Huxley interprets this
quote in his own way, tinged with skepticism and patches of Vedanta and
Spinoza:
To put it
more picturesquely, man is in the process of becoming his own Providence, his
own Cataclysm, his own Savior and his own invading horde of Martians.
Huxley appears to think
that these words by Heisenberg can be considered as a repudiation of God and
Christianity. But Heisenberg was a Lutheran
and always asserted that science and faith are compatible, as clearly seen in
his acceptance speech for the Romano Guardini Prize (1974):
In the
history of science, ever since the famous trial of Galileo, it has repeatedly been claimed
that scientific truth cannot be reconciled with the religious interpretation of
the world. Although I am now convinced
that scientific truth is unassailable in its own field, I have never found it
possible to dismiss the content of religious thinking as simply part of an
outmoded phase in the consciousness of mankind, a part we shall have to give up
from now on. Thus in the course of my life I have repeatedly been compelled to ponder
on the relationship of these two regions of thought, for I have never been able
to doubt the reality of that to which they point. (Scientific and Religious Truth)
Konrad Lorenz |
Huxley
advocates for a closer collaboration between literature and science.
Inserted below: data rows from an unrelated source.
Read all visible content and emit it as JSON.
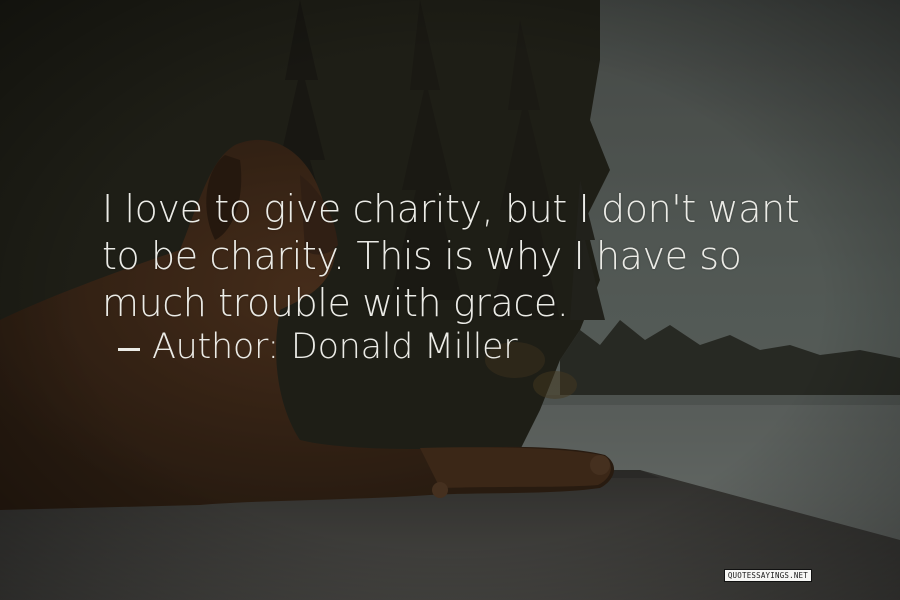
{
  "quote": {
    "text": "I love to give charity, but I don't want to be charity. This is why I have so much trouble with grace.",
    "author_prefix": "Author:",
    "author_name": "Donald Miller"
  },
  "watermark": {
    "text": "QUOTESSAYINGS.NET"
  },
  "colors": {
    "text": "#ebebe6",
    "sky": "#7f8983",
    "forest": "#2f2e23",
    "water": "#8e9691",
    "dog": "#5a3a22",
    "deck": "#5b5a55"
  },
  "icons": {
    "author_marker": "dash-icon",
    "subject": "dog-silhouette"
  }
}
Writers ought
to learn some science, and scientists ought to learn to express their ideas in
a literary way. While explaining this, he declares himself opposed to radical
reductionism and in favor of emergentism (probably monistic), by saying
that although the high can always be reduced to the lower, the
lower can always emerge in the light. He also says that we ought
to analyze and classify, but without taking analysis and classification too
seriously, for reality always remains whole, seamless
and indivisible.
Huxley declares himself against radical behaviorism, to which I
dedicated a
recent post in this blog. Like Konrad Lorenz, he considers it unacceptable:
they maintain, regardless of all probability and without
any evidence, that any little shepherd can be transformed, through adequate
training, into another Isaac Newton. And he laments that environmental determinism remains the frame of reference within
which many social scientists and many men of letters still do their feeling and
their thinking. Along these lines, he attacks the theories of
Sigmund Freud, whom he considers one of the fathers of behaviorist ideology.